En ese vaivén se narra la historia de Victor Frankenstein, que impulsado por la revolución científica y obsesionado por los secretos del cielo y la tierra, crea un cuerpo uniendo partes diseccionadas de cadáveres, dándole vida e ignorando las consecuencias de sus actos. Este Frankenstein es próximo a Satanás enEl paraíso perdido, el largo poema de Milton, y como en el mito de Prometeo, se rebela contra la tradición, crea vida y modela su propio destino.

De esta forma comienza el periplo del monstruo creado. Es más grande que cualquier hombre y tiene un aspecto terrorífico, por lo cual es abandonado por su propio creador. Huye y sale al mundo con la intención de gozar una vida como la de los humanos, pero nada puede salir bien bajo los prejuicios de la época, por lo que es rechazado profundamente. Su bondad se esfuma y nacen en él crueldad y malicia.
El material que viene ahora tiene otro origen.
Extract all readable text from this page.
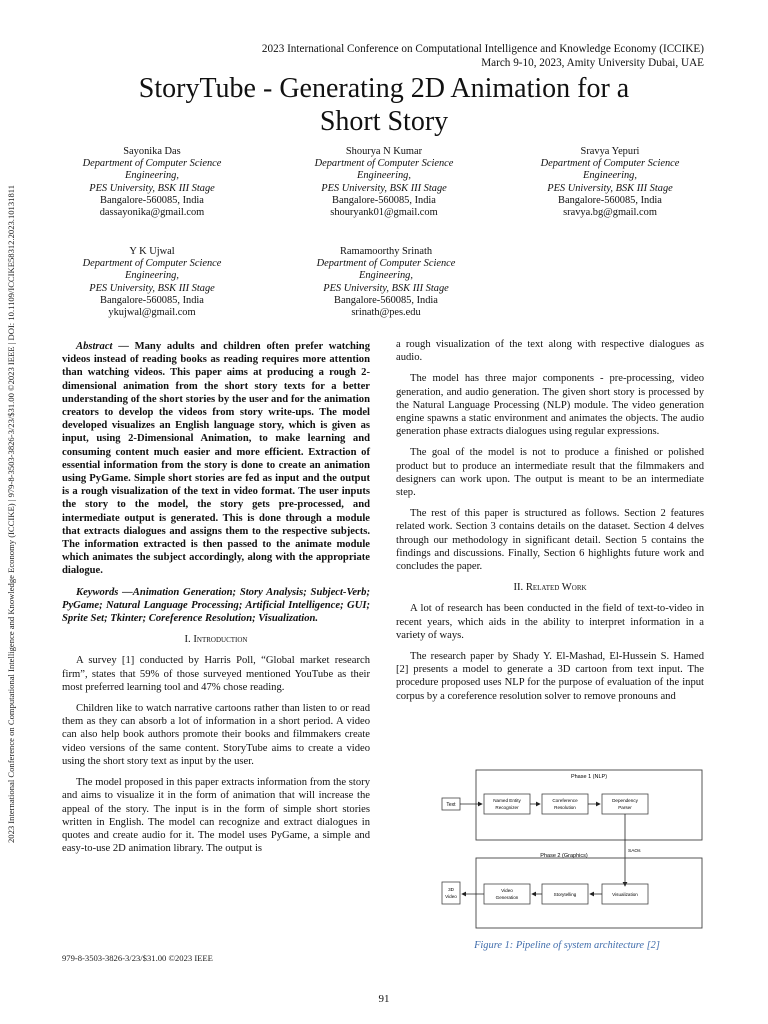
2023 International Conference on Computational Intelligence and Knowledge Economy (ICCIKE) | 979-8-3503-3826-3/23/$31.00 ©2023 IEEE | DOI: 10.1109/ICCIKE58312.2023.10131811
2023 International Conference on Computational Intelligence and Knowledge Economy (ICCIKE)
March 9-10, 2023, Amity University Dubai, UAE
StoryTube - Generating 2D Animation for a
Short Story
Sayonika Das
Department of Computer Science
Engineering,
PES University, BSK III Stage
Bangalore-560085, India
dassayonika@gmail.com
Shourya N Kumar
Department of Computer Science
Engineering,
PES University, BSK III Stage
Bangalore-560085, India
shouryank01@gmail.com
Sravya Yepuri
Department of Computer Science
Engineering,
PES University, BSK III Stage
Bangalore-560085, India
sravya.bg@gmail.com
Y K Ujwal
Department of Computer Science
Engineering,
PES University, BSK III Stage
Bangalore-560085, India
ykujwal@gmail.com
Ramamoorthy Srinath
Department of Computer Science
Engineering,
PES University, BSK III Stage
Bangalore-560085, India
srinath@pes.edu

Abstract — Many adults and children often prefer watching videos instead of reading books as reading requires more attention than watching videos. This paper aims at producing a rough 2-dimensional animation from the short story texts for a better understanding of the short stories by the user and for the animation creators to develop the videos from story write-ups. The model developed visualizes an English language story, which is given as input, using 2-Dimensional Animation, to make learning and consuming content much easier and more efficient. Extraction of essential information from the story is done to create an animation using PyGame. Simple short stories are fed as input and the output is a rough visualization of the text in video format. The user inputs the story to the model, the story gets pre-processed, and intermediate output is generated. This is done through a module that extracts dialogues and assigns them to the respective subjects. The information extracted is then passed to the animate module which animates the subject accordingly, along with the appropriate dialogue.

Keywords —Animation Generation; Story Analysis; Subject-Verb; PyGame; Natural Language Processing; Artificial Intelligence; GUI; Sprite Set; Tkinter; Coreference Resolution; Visualization.

I. Introduction

A survey [1] conducted by Harris Poll, “Global market research firm”, states that 59% of those surveyed mentioned YouTube as their most preferred learning tool and 47% chose reading.

Children like to watch narrative cartoons rather than listen to or read them as they can absorb a lot of information in a short period. A video can also help book authors promote their books and filmmakers create video versions of the same content. StoryTube aims to create a video using the short story text as input by the user.

The model proposed in this paper extracts information from the story and aims to visualize it in the form of animation that will increase the appeal of the story. The input is in the form of simple short stories written in English. The model can recognize and extract dialogues in quotes and create audio for it. The model uses PyGame, a simple and easy-to-use 2D animation library. The output is

a rough visualization of the text along with respective dialogues as audio.

The model has three major components - pre-processing, video generation, and audio generation. The given short story is processed by the Natural Language Processing (NLP) module. The video generation engine spawns a static environment and animates the objects. The audio generation phase extracts dialogues using regular expressions.

The goal of the model is not to produce a finished or polished product but to produce an intermediate result that the filmmakers and designers can work upon. The output is meant to be an intermediate step.

The rest of this paper is structured as follows. Section 2 features related work. Section 3 contains details on the dataset. Section 4 delves through our methodology in significant detail. Section 5 contains the findings and discussions. Finally, Section 6 highlights future work and concludes the paper.

II. Related Work

A lot of research has been conducted in the field of text-to-video in recent years, which aids in the ability to interpret information in a variety of ways.

The research paper by Shady Y. El-Mashad, El-Hussein S. Hamed [2] presents a model to generate a 3D cartoon from text input. The procedure proposed uses NLP for the purpose of evaluation of the input corpus by a coreference resolution solver to remove pronouns and

Phase 1 (NLP)
Text
Named Entity
Recognizer
Coreference
Resolution
Dependency
Parser
SAOs
Phase 2 (Graphics)
3D
Video
Video
Generation
Storytelling	Visualization
Figure 1: Pipeline of system architecture [2]
979-8-3503-3826-3/23/$31.00 ©2023 IEEE
91
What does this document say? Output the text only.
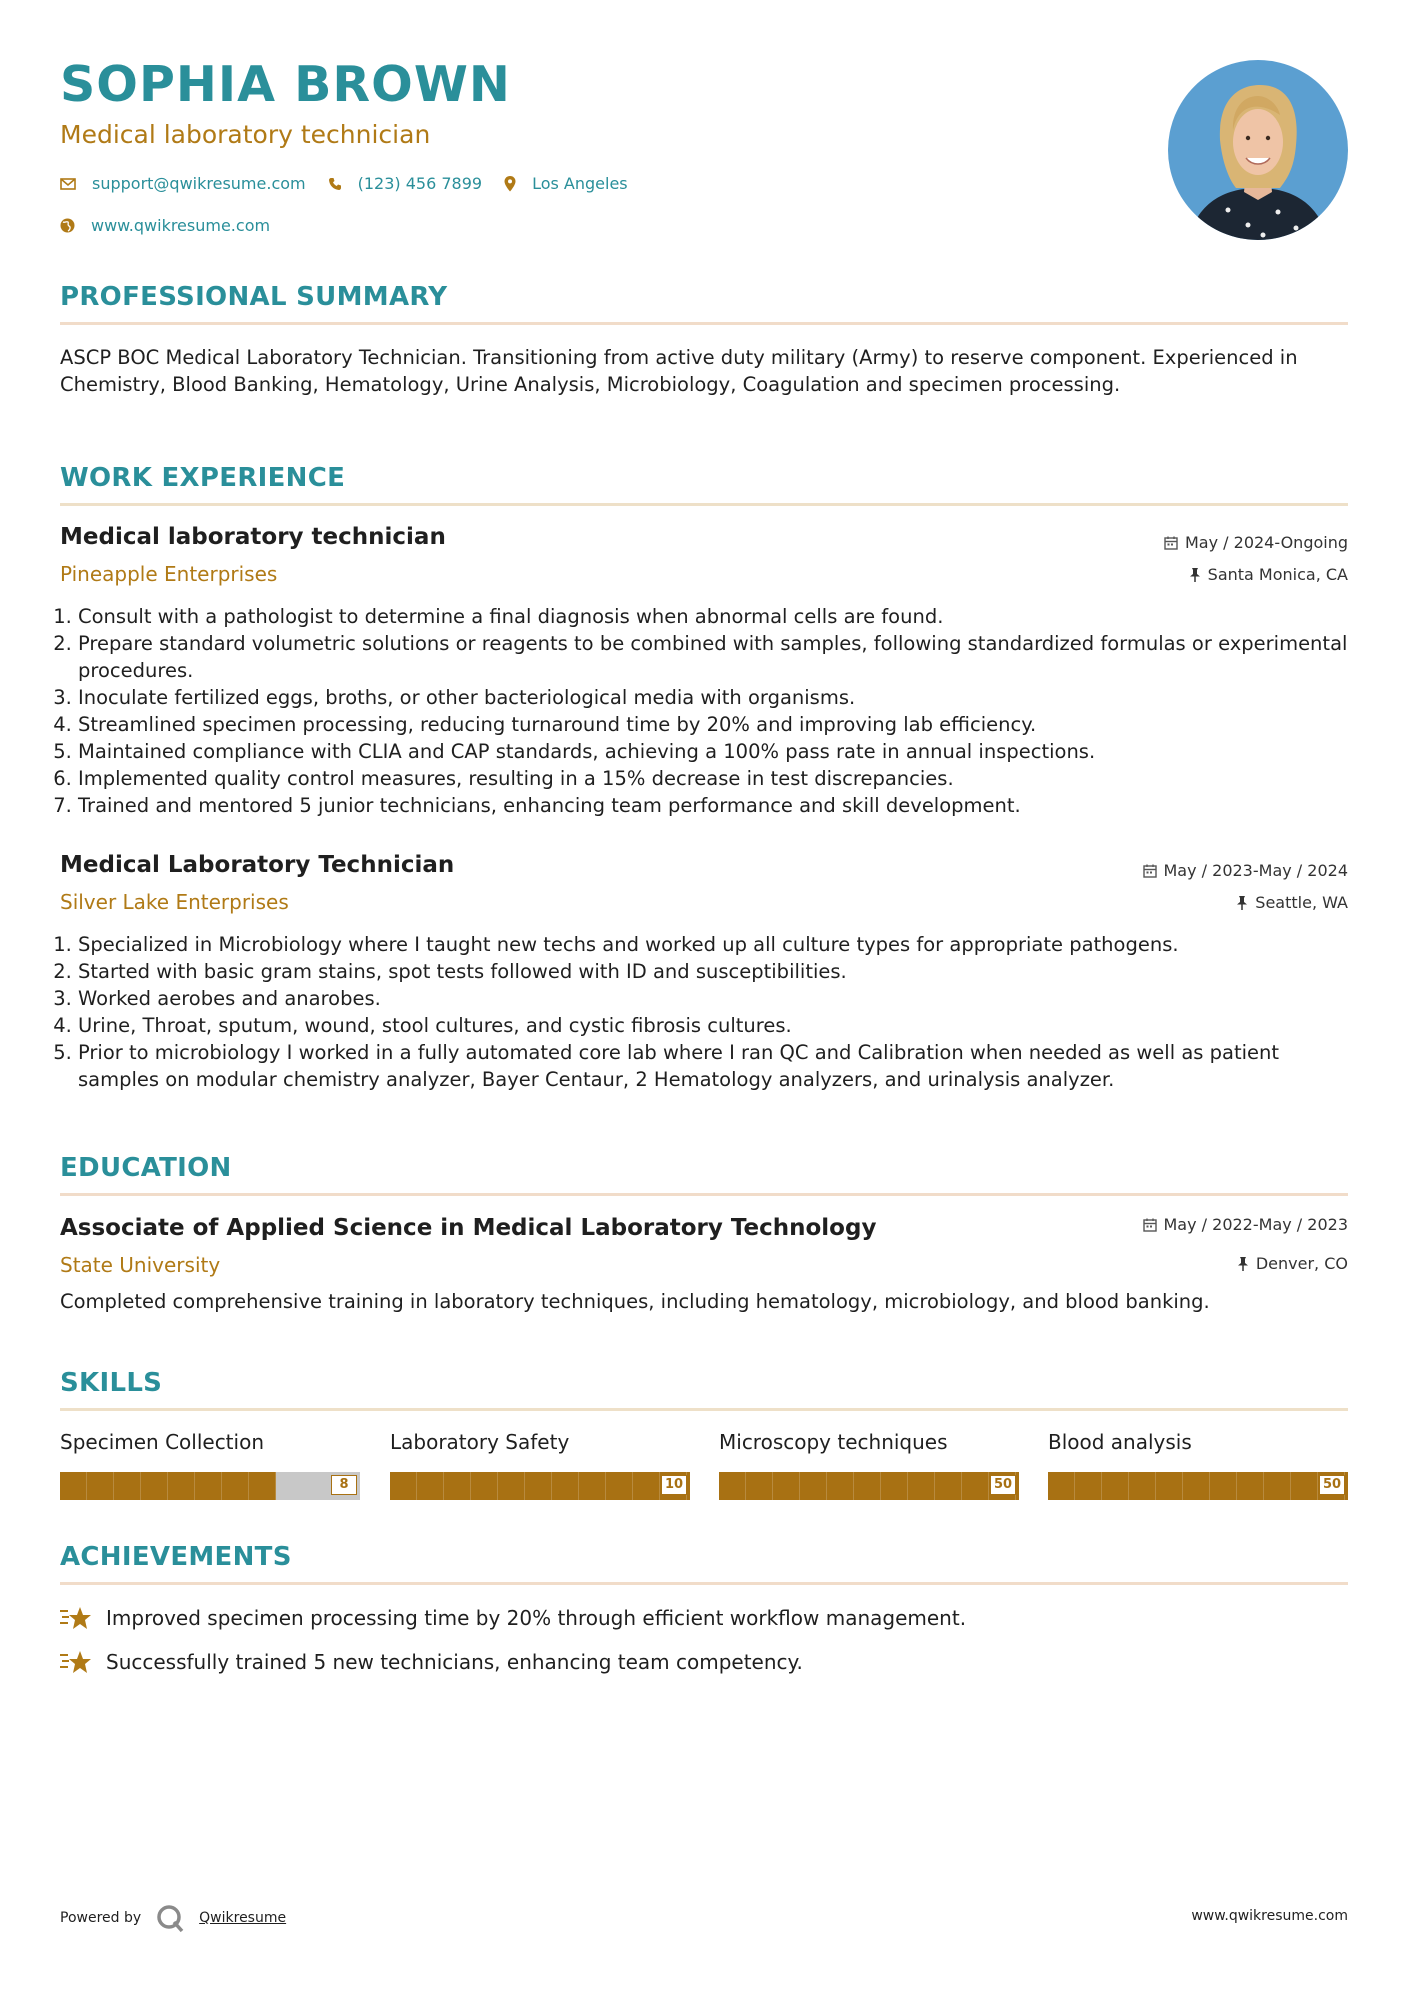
SOPHIA BROWN

Medical laboratory technician

support@qwikresume.com	(123) 456 7899	Los Angeles
www.qwikresume.com
PROFESSIONAL SUMMARY

ASCP BOC Medical Laboratory Technician. Transitioning from active duty military (Army) to reserve component. Experienced in Chemistry, Blood Banking, Hematology, Urine Analysis, Microbiology, Coagulation and specimen processing.

WORK EXPERIENCE
Medical laboratory technician	May / 2024-Ongoing

Pineapple Enterprises	Santa Monica, CA
1. Consult with a pathologist to determine a final diagnosis when abnormal cells are found.
2. Prepare standard volumetric solutions or reagents to be combined with samples, following standardized formulas or experimental procedures.
3. Inoculate fertilized eggs, broths, or other bacteriological media with organisms.
4. Streamlined specimen processing, reducing turnaround time by 20% and improving lab efficiency.
5. Maintained compliance with CLIA and CAP standards, achieving a 100% pass rate in annual inspections.
6. Implemented quality control measures, resulting in a 15% decrease in test discrepancies.
7. Trained and mentored 5 junior technicians, enhancing team performance and skill development.
Medical Laboratory Technician	May / 2023-May / 2024

Silver Lake Enterprises	Seattle, WA
1. Specialized in Microbiology where I taught new techs and worked up all culture types for appropriate pathogens.
2. Started with basic gram stains, spot tests followed with ID and susceptibilities.
3. Worked aerobes and anarobes.
4. Urine, Throat, sputum, wound, stool cultures, and cystic fibrosis cultures.
5. Prior to microbiology I worked in a fully automated core lab where I ran QC and Calibration when needed as well as patient samples on modular chemistry analyzer, Bayer Centaur, 2 Hematology analyzers, and urinalysis analyzer.
EDUCATION
Associate of Applied Science in Medical Laboratory Technology	May / 2022-May / 2023

State University	Denver, CO

Completed comprehensive training in laboratory techniques, including hematology, microbiology, and blood banking.

SKILLS

Specimen Collection

8

Laboratory Safety

10

Microscopy techniques

50

Blood analysis

50
ACHIEVEMENTS
Improved specimen processing time by 20% through efficient workflow management.
Successfully trained 5 new technicians, enhancing team competency.
Powered by	Qwikresume	www.qwikresume.com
Azota a la ciudad con sus crímenes desatando la locura y la culpa de su creador.

Para contarnos esta historia, Arobba hace valer su oficio y opta por otro lenguaje. El motor de la obra es sensorial. Nos introduce en un estilo discursivo propio de la danza contemporánea, donde pondera el cuerpo como centro de la experiencia humana. La vivencia corporal nos conduce y atraviesa internamente para observar lo que late dentro.

Así, el espectáculo alcanza momentos sublimes en detrimento de otros. La danza le gana la apuesta al teatro, eleva al máximo el potencial de lo corporal, la sala se impregna de danza contemporánea, incursiona en el contact improvisation, cancelando los largos parlamentos y las declamaciones del teatro tradicional. Es probable que el espectador habitué se encuentre fuera de su zona de confort y está bien que así suceda, cuando la idea es aventurarse por otros caminos.